In a 26 June speech in London, Osborne said that the 2015 and 2016 science budget will be set at £4.6 billion a year—a level it hasn’t budged from since 2010. However, new money will be freed up for science infrastructure: a cool £1.1 billion a year until 2016 that nearly doubles the capital spending earmarked in the last spending review. The “huge investment” from the Department for Business, Innovation and Skills recognizes the enormous strength science brings to the modern economy, Osborne declared.
Handed lemons, the country’s top scientists are courageously making lemonade. In light of steep cuts that other government agencies must absorb, a stable R&D budget “is excellent news for the whole science community and we look forward to hearing how the investment will be used to meet the needs of our world-leading research teams,” said Peter Knight, president of The Institute of Physics in London, in a statement. Lesley Yellowlees, president of the Royal Society of Chemistry in London, added that the investment is proof that the government has heeded the science community’s calls for protecting research.

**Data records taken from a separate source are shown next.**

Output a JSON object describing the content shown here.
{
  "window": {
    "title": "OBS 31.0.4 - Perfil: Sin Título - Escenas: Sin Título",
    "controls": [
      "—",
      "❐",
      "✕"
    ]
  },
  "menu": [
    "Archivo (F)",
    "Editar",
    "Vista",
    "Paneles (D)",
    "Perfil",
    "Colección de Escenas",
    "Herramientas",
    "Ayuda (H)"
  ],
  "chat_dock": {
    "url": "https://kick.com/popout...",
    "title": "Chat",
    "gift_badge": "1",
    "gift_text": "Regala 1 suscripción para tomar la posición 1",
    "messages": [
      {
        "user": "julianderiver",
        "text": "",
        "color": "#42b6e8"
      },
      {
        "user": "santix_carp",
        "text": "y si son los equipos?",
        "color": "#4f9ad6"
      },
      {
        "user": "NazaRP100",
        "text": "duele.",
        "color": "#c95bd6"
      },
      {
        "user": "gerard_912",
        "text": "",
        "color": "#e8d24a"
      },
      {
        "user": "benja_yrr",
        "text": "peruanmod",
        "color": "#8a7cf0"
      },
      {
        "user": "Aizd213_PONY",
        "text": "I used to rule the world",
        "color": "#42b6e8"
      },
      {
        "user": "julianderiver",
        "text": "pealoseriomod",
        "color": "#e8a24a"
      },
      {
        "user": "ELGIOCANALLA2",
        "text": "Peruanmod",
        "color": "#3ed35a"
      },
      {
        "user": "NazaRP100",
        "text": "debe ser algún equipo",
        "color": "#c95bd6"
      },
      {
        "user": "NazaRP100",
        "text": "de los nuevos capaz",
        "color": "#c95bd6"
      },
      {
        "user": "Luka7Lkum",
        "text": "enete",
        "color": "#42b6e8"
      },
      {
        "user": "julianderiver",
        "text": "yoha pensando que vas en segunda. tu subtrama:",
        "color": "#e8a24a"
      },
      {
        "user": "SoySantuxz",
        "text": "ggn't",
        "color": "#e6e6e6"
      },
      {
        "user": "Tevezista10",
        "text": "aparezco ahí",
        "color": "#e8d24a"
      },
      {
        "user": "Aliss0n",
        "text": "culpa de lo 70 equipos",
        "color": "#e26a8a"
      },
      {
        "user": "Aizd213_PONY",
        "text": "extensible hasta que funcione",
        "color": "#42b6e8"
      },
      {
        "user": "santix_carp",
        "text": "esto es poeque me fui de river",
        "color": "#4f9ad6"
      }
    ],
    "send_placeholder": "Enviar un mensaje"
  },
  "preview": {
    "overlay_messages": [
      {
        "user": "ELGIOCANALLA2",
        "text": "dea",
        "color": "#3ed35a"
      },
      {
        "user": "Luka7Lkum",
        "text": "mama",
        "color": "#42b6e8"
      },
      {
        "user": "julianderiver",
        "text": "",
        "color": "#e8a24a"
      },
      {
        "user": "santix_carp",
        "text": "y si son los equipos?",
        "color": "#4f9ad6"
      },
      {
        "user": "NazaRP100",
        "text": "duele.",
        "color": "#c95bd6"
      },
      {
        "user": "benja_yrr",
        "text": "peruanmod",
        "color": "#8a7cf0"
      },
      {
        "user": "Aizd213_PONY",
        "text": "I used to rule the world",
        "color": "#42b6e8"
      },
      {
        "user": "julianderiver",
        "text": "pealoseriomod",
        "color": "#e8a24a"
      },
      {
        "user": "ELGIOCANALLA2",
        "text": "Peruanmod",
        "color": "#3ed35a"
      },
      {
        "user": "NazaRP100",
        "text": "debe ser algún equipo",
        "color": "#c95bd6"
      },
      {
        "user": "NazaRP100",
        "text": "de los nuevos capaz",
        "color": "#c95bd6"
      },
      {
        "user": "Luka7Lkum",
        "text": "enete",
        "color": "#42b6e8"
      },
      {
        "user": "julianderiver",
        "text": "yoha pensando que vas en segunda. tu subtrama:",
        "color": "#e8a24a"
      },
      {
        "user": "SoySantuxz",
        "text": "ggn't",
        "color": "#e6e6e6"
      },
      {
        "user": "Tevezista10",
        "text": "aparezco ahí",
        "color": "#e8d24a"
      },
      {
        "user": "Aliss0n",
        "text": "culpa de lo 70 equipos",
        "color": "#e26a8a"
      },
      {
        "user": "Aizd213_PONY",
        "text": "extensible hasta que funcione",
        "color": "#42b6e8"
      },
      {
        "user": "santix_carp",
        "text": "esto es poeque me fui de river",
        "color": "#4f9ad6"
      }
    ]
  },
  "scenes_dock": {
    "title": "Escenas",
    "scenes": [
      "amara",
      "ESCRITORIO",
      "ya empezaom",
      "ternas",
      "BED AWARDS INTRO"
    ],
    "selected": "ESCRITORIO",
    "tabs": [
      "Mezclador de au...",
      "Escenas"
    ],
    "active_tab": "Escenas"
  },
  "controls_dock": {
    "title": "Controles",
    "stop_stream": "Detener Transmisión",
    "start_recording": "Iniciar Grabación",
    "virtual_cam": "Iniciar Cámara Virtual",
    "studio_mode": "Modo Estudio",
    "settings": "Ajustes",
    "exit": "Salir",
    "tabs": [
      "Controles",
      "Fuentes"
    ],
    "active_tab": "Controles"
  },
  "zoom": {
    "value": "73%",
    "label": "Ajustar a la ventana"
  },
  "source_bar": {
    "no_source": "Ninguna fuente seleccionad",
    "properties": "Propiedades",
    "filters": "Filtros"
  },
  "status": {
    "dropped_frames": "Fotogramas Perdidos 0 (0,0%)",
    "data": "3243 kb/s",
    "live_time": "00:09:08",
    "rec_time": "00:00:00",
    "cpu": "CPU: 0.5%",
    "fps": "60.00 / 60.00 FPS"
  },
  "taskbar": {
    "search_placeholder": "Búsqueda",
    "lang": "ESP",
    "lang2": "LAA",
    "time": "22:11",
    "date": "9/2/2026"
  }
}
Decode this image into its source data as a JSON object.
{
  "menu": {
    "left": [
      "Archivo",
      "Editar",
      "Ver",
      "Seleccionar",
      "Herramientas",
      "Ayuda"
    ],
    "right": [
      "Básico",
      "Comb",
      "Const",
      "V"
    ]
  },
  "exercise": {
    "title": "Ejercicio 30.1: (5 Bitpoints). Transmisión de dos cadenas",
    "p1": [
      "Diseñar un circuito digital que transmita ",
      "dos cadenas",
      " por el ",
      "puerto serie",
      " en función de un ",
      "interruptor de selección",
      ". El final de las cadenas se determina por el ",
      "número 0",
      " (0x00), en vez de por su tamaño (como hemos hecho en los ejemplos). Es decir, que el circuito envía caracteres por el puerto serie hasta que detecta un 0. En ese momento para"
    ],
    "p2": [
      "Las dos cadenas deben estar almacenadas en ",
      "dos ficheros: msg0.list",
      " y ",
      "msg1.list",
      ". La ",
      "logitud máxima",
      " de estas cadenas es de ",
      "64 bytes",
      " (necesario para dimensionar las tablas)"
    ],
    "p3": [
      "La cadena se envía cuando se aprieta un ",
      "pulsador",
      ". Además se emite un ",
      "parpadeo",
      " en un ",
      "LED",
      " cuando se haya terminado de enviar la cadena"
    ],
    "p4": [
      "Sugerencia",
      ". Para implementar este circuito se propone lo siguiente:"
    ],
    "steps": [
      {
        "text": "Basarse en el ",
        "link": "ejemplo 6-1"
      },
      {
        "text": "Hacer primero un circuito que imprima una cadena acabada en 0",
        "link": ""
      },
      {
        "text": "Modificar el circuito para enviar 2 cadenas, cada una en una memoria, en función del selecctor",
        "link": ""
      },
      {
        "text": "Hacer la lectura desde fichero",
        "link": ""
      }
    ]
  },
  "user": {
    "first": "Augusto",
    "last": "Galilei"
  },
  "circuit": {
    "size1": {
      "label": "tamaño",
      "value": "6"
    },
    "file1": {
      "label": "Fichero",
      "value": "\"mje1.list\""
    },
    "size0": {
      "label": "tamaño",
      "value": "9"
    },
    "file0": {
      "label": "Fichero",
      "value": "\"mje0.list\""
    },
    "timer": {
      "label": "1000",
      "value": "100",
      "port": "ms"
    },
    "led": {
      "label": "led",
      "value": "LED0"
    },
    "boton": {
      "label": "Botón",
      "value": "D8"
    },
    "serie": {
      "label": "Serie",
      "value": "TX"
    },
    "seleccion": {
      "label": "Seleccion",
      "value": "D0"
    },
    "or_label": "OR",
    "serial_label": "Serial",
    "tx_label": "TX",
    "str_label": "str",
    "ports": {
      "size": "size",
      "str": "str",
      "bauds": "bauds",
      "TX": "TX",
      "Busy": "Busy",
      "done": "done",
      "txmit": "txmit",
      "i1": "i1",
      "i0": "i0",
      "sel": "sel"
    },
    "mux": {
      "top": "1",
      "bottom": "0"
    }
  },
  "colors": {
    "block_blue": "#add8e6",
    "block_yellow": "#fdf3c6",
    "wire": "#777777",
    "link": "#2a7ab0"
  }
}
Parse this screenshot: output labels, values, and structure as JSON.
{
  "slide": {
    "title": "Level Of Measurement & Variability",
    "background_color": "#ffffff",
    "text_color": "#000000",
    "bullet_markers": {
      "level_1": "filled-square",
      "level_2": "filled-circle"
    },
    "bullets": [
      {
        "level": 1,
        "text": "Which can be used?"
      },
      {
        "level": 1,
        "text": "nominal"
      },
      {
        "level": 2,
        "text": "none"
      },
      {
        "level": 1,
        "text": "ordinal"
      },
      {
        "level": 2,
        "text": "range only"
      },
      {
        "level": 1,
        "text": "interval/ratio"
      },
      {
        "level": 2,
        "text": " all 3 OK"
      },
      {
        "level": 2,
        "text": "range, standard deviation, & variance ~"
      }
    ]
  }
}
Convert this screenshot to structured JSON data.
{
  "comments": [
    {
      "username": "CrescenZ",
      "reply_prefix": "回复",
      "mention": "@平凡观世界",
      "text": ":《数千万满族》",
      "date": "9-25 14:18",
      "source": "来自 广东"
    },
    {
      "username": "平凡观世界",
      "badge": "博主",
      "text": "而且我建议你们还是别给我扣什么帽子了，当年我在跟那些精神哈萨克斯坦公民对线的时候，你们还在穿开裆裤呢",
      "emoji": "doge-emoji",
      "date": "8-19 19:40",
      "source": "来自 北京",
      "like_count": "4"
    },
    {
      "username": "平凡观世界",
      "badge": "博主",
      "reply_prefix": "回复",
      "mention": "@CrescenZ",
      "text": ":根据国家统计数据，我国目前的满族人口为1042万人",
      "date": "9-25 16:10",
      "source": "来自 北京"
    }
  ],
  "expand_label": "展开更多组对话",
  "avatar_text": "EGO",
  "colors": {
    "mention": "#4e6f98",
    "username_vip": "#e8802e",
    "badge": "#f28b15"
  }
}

After the government’s comprehensive spending review slashed science infrastructure spending by 25% in 2010, British science has had to make do with piecemeal funding for major initiatives such as high performance computing, synthetic biology, and advance materials. The new spending document offers a call out to “high-priority projects” such as the Synergistic Air-Breathing Rocket Engine, a hypersonic, precooled engine for the United Kingdom’s new spaceplane, and a supercomputer for weather forecasters.
Rules require that capital funds are spent on hardware or bricks and mortar, not on research. Because the budget allocated by research councils for R&D isn’t going up while inflation is, that means fewer and smaller grants will be awarded in 2015 and 2016. The review also leaves the United Kingdom languishing in seventh place among G8 nations in R&D spending as a proportion of gross domestic product (GDP); its 0.6% tops only Italy. “A commitment from all sides of the debate to raise total government investment in science to the EU average of 0.7% of GDP, by the end of the next Parliament, would set Britain on the path for science-fuelled growth,” Yellowlees said.